Fig. 2.

TSPO deletion promotes glioma pathogenesis and malignancy in a spontaneous primary glioma mouse model by increasing hypoxia-induced angiogenesis. (A) Survival curves for S100b-v-ErbB⁺Cdkn2a^-/-TSPO^-/- mice (n = 27) and S100b-v-ErbB⁺Cdkn2a^-/-TSPO^+/+ littermates (n = 26). (B) The upper panel shows representative MRIs of the brains of S100b-v-ErbB⁺Cdkn2a^-/-TSPO^-/- mice and S100b-v-ErbB⁺Cdkn2a^-/-TSPO^+/+ littermates at the age of 120 days. The circled regions indicate the gliomas, which appear dark, suggesting extensive hemorrhaging in the gliomas. The lower panel shows a representative brain MRI of an S100b-v-ErbB⁺Cdkn2a^-/-TSPO^+/+ mouse at the age of 250 days. The circled regions indicate the gliomas, which appear relatively white, suggesting little hemorrhaging. No brain MRIs were obtained from S100b-v-ErbB⁺Cdkn2a^-/-TSPO^-/- mice because all of these mice died before 210 days. (C) Representative images of a series of slices from S100b-v-ErbB⁺Cdkn2a^-/-TSPO^-/- mice and S100b-v-ErbB⁺Cdkn2a^-/-TSPO^+/+ littermates at the age of 120 days. Scale bar, 2 mm. (D) Representative images of HE-stained brain slices from S100b-v-ErbB⁺Cdkn2a^-/-TSPO^-/- mice (120 days) and S100b-v-ErbB⁺Cdkn2a^-/-TSPO^+/+ littermates (250 days). Scale bar, 1 mm for upper images and 100 μm for lower images. (E) Representative images of CD31 immunofluorescence staining of glioma tissues.
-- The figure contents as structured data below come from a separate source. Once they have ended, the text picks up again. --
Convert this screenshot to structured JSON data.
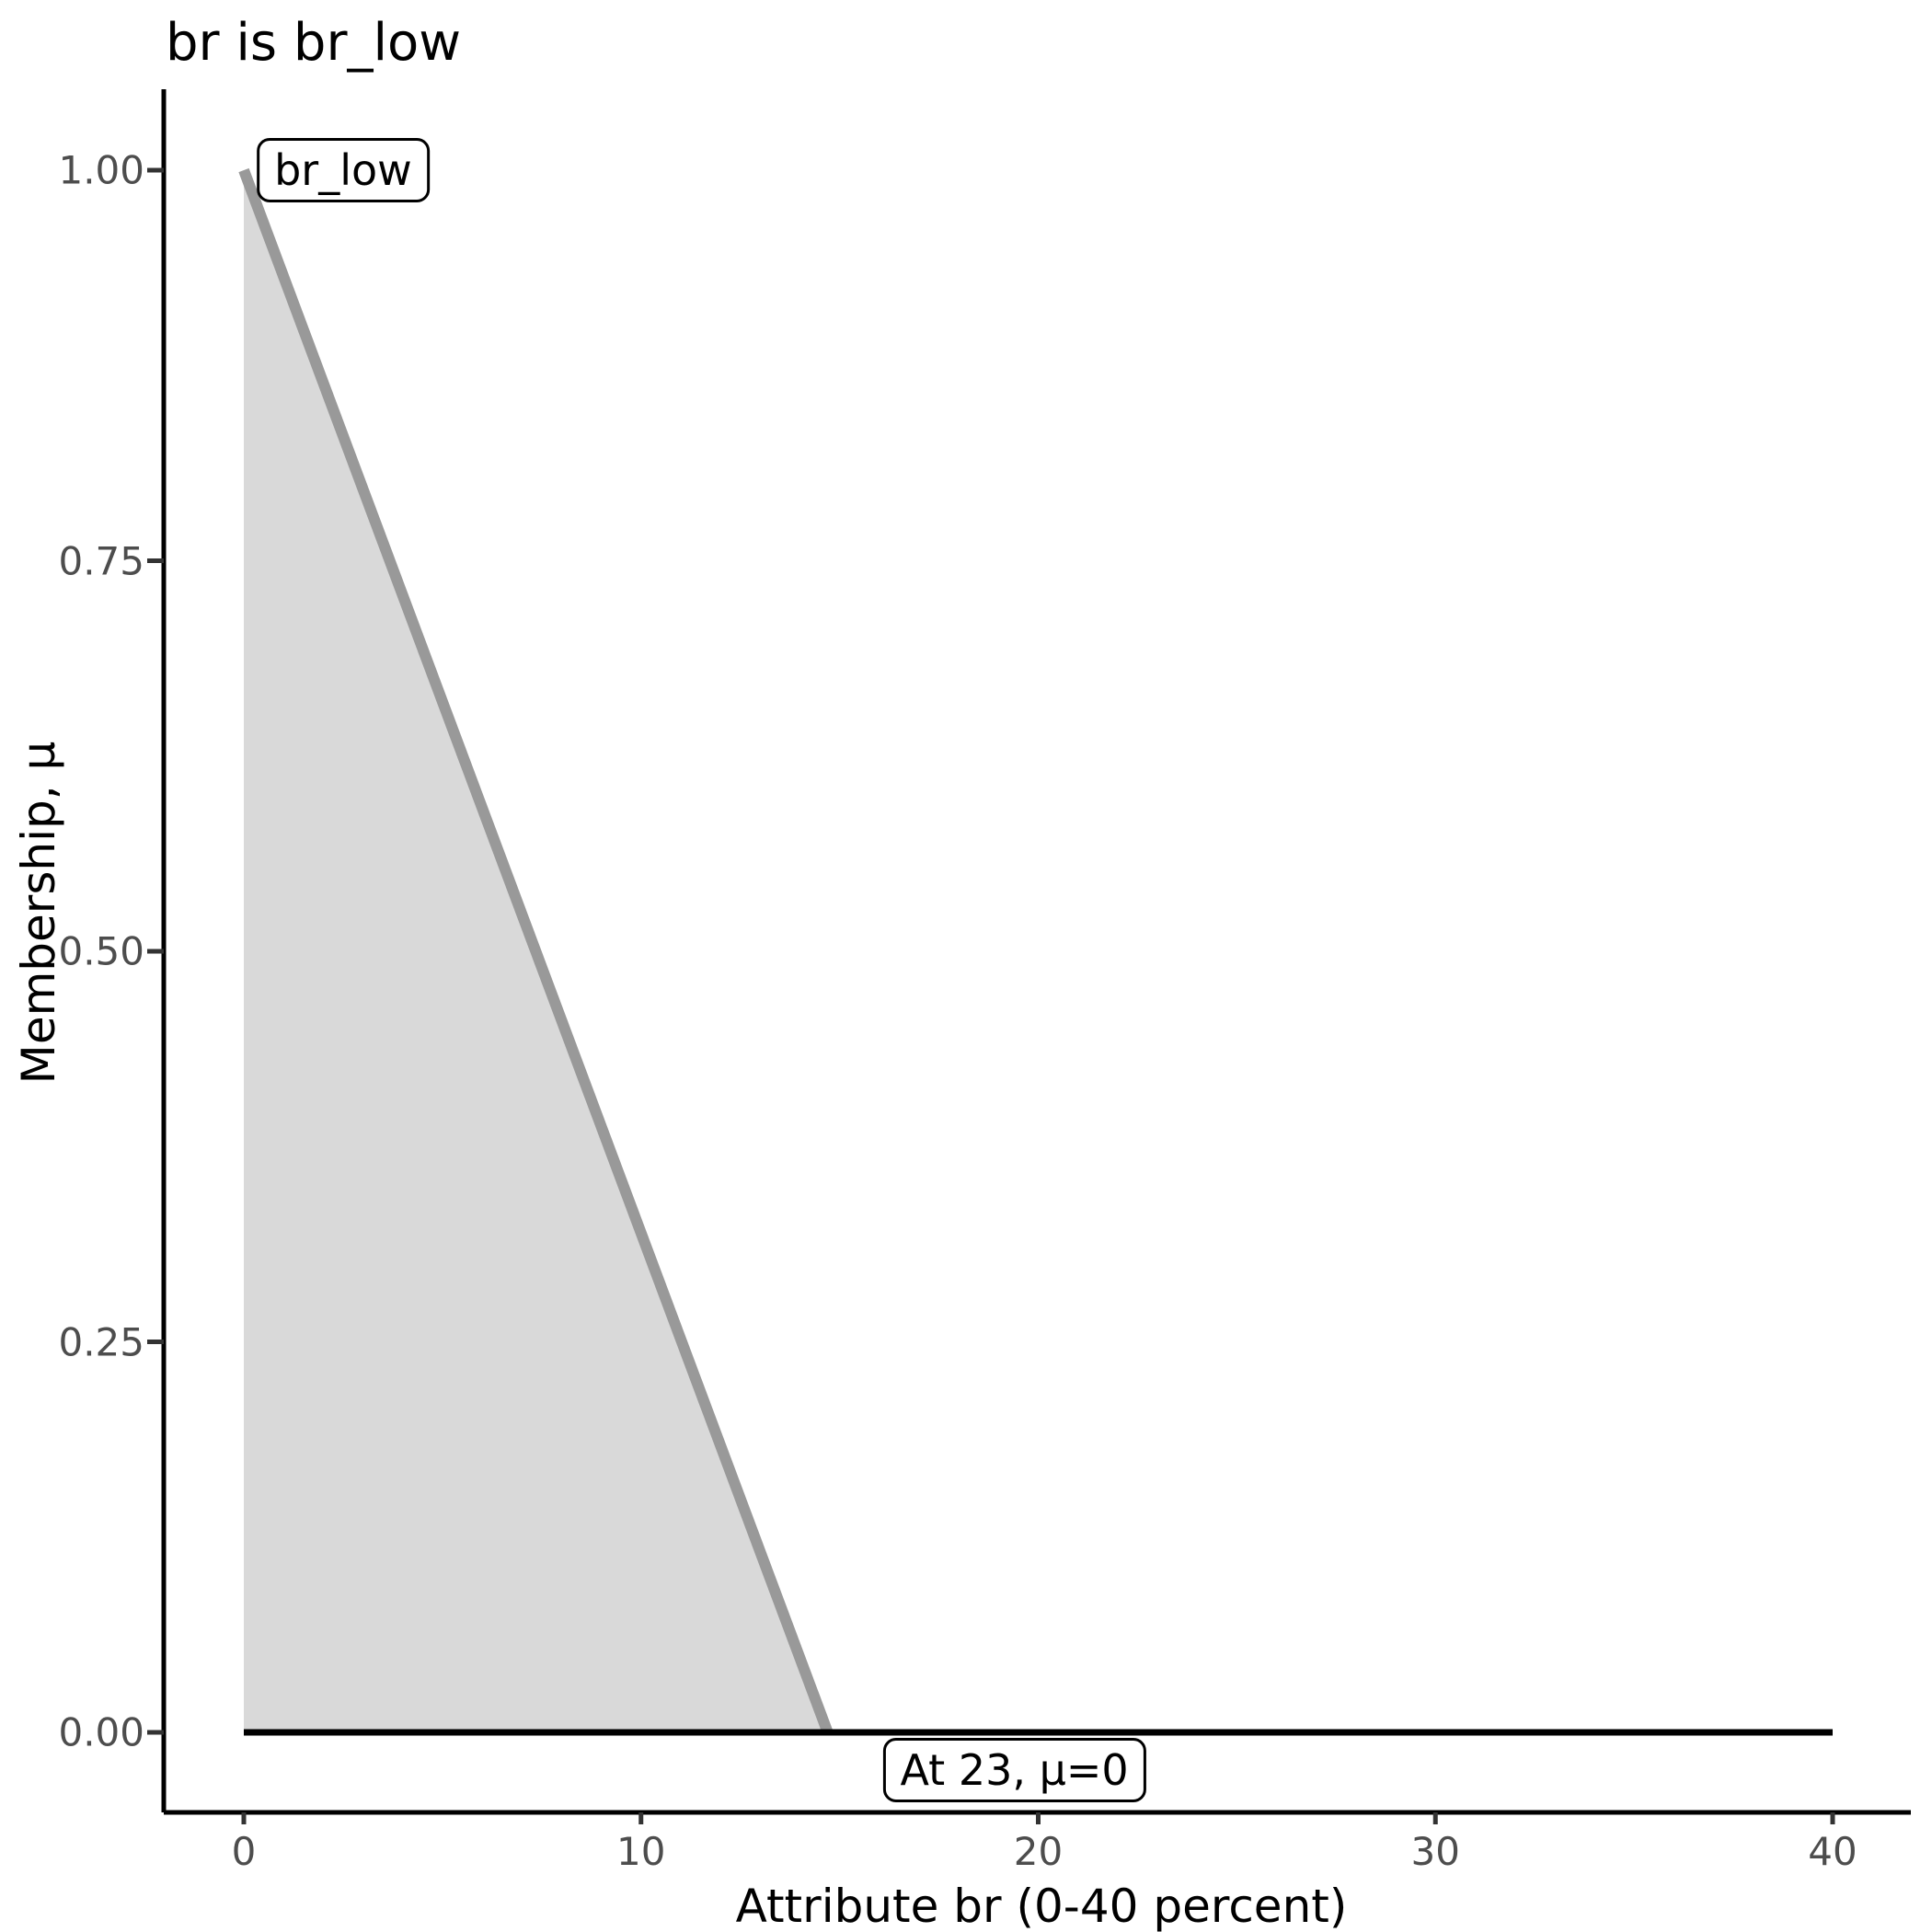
{
  "chart_data": {
    "type": "area",
    "title": "br is br_low",
    "xlabel": "Attribute br (0-40 percent)",
    "ylabel": "Membership, μ",
    "xlim": [
      0,
      40
    ],
    "ylim": [
      0,
      1
    ],
    "xticks": [
      0,
      10,
      20,
      30,
      40
    ],
    "yticks": [
      0,
      0.25,
      0.5,
      0.75,
      1
    ],
    "ytick_labels": [
      "0.00",
      "0.25",
      "0.50",
      "0.75",
      "1.00"
    ],
    "grid": false,
    "legend": false,
    "fill": {
      "name": "br_low membership area",
      "points": [
        [
          0,
          1
        ],
        [
          14.7,
          0
        ],
        [
          0,
          0
        ]
      ],
      "color": "#d9d9d9"
    },
    "series": [
      {
        "name": "br_low membership line",
        "points": [
          [
            0,
            1
          ],
          [
            14.7,
            0
          ]
        ],
        "color": "#999999",
        "width": 12
      },
      {
        "name": "zero membership baseline",
        "points": [
          [
            0,
            0
          ],
          [
            40,
            0
          ]
        ],
        "color": "#000000",
        "width": 7
      }
    ],
    "annotations": [
      {
        "text": "br_low",
        "x": 2.5,
        "y": 1.0
      },
      {
        "text": "At 23, μ=0",
        "x": 19.4,
        "y": -0.024
      }
    ]
  },
  "colors": {
    "background": "#ffffff",
    "area_fill": "#d9d9d9",
    "membership_line": "#999999",
    "axis": "#000000",
    "tick_mark": "#333333",
    "tick_label": "#4d4d4d"
  }
}
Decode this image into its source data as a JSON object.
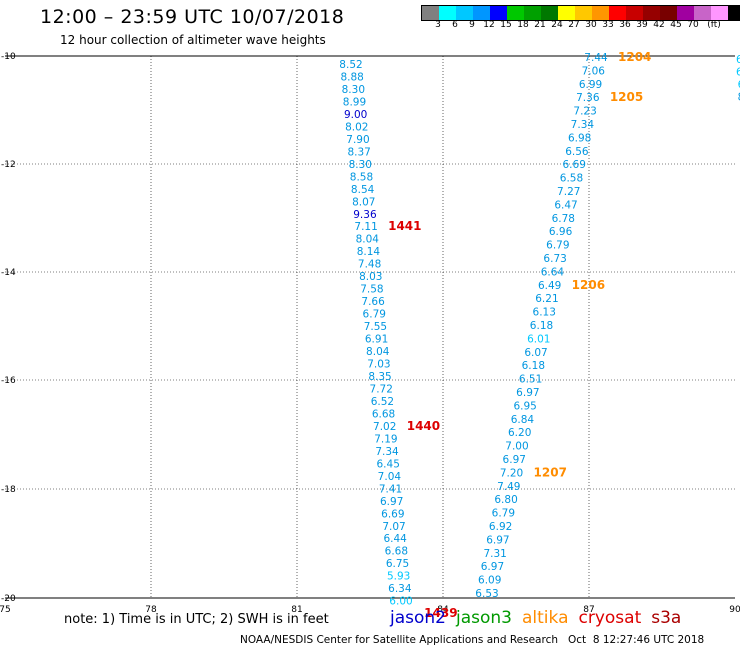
{
  "header": {
    "title": "12:00 – 23:59 UTC 10/07/2018",
    "subtitle": "12 hour collection of altimeter wave heights"
  },
  "colorbar": {
    "colors": [
      "#808080",
      "#00ffff",
      "#00c8ff",
      "#0096ff",
      "#0000ff",
      "#00c800",
      "#00a000",
      "#007800",
      "#ffff00",
      "#ffc800",
      "#ff9600",
      "#ff0000",
      "#c80000",
      "#960000",
      "#780000",
      "#a000a0",
      "#c864c8",
      "#ff96ff",
      "#000000"
    ],
    "labels": [
      "3",
      "6",
      "9",
      "12",
      "15",
      "18",
      "21",
      "24",
      "27",
      "30",
      "33",
      "36",
      "39",
      "42",
      "45",
      "70",
      "(ft)"
    ]
  },
  "map": {
    "lon_ticks": [
      "75",
      "78",
      "81",
      "84",
      "87",
      "90"
    ],
    "lat_ticks": [
      "-10",
      "-12",
      "-14",
      "-16",
      "-18",
      "-20"
    ],
    "grid": true
  },
  "tracks": [
    {
      "name": "track-a",
      "heights": [
        "8.52",
        "8.88",
        "8.30",
        "8.99",
        "9.00",
        "8.02",
        "7.90",
        "8.37",
        "8.30",
        "8.58",
        "8.54",
        "8.07",
        "9.36",
        "7.11",
        "8.04",
        "8.14",
        "7.48",
        "8.03",
        "7.58",
        "7.66",
        "6.79",
        "7.55",
        "6.91",
        "8.04",
        "7.03",
        "8.35",
        "7.72",
        "6.52",
        "6.68",
        "7.02",
        "7.19",
        "7.34",
        "6.45",
        "7.04",
        "7.41",
        "6.97",
        "6.69",
        "7.07",
        "6.44",
        "6.68",
        "6.75",
        "5.93",
        "6.34",
        "6.00"
      ],
      "times": [
        {
          "label": "1441",
          "color": "#dd0000",
          "row": 13
        },
        {
          "label": "1440",
          "color": "#dd0000",
          "row": 29
        },
        {
          "label": "1439",
          "color": "#dd0000",
          "row": 44
        }
      ]
    },
    {
      "name": "track-b",
      "heights": [
        "7.44",
        "7.06",
        "6.99",
        "7.36",
        "7.23",
        "7.34",
        "6.98",
        "6.56",
        "6.69",
        "6.58",
        "7.27",
        "6.47",
        "6.78",
        "6.96",
        "6.79",
        "6.73",
        "6.64",
        "6.49",
        "6.21",
        "6.13",
        "6.18",
        "6.01",
        "6.07",
        "6.18",
        "6.51",
        "6.97",
        "6.95",
        "6.84",
        "6.20",
        "7.00",
        "6.97",
        "7.20",
        "7.49",
        "6.80",
        "6.79",
        "6.92",
        "6.97",
        "7.31",
        "6.97",
        "6.09",
        "6.53"
      ],
      "times": [
        {
          "label": "1204",
          "color": "#ff8c00",
          "row": 0
        },
        {
          "label": "1205",
          "color": "#ff8c00",
          "row": 3
        },
        {
          "label": "1206",
          "color": "#ff8c00",
          "row": 17
        },
        {
          "label": "1207",
          "color": "#ff8c00",
          "row": 31
        }
      ]
    },
    {
      "name": "track-c",
      "heights": [
        "6.",
        "6.",
        "6",
        "8"
      ],
      "times": []
    }
  ],
  "footer": {
    "note": "note: 1) Time is in UTC; 2) SWH is in feet",
    "satellites": [
      {
        "label": "jason2",
        "color": "#0000cc"
      },
      {
        "label": "jason3",
        "color": "#009900"
      },
      {
        "label": "altika",
        "color": "#ff8c00"
      },
      {
        "label": "cryosat",
        "color": "#dd0000"
      },
      {
        "label": "s3a",
        "color": "#aa0000"
      }
    ],
    "credit": "NOAA/NESDIS Center for Satellite Applications and Research   Oct  8 12:27:46 UTC 2018"
  }
}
Scale bar, 20 μm. (F) Quantification of CD31 levels in glioma tissues. (G) Western blot analysis of the levels of the angiogenesis-associated proteins in glioma tissues. (H) Quantification of the relative levels of angiogenesis-associated proteins shown in panel G compared with β-actin. (I) Western blot analysis of HIF-1α levels in TSPO-KO cells compared with WT cells. (J) Normalized HIF-1α levels in panel I. Three independent experiments were performed. The data are presented as means ± SEM. *P < 0.05 and **P < 0.01 as determined using Student’s t-test (F, H, and J) or the Gehan-Breslow-Wilcoxon test (A).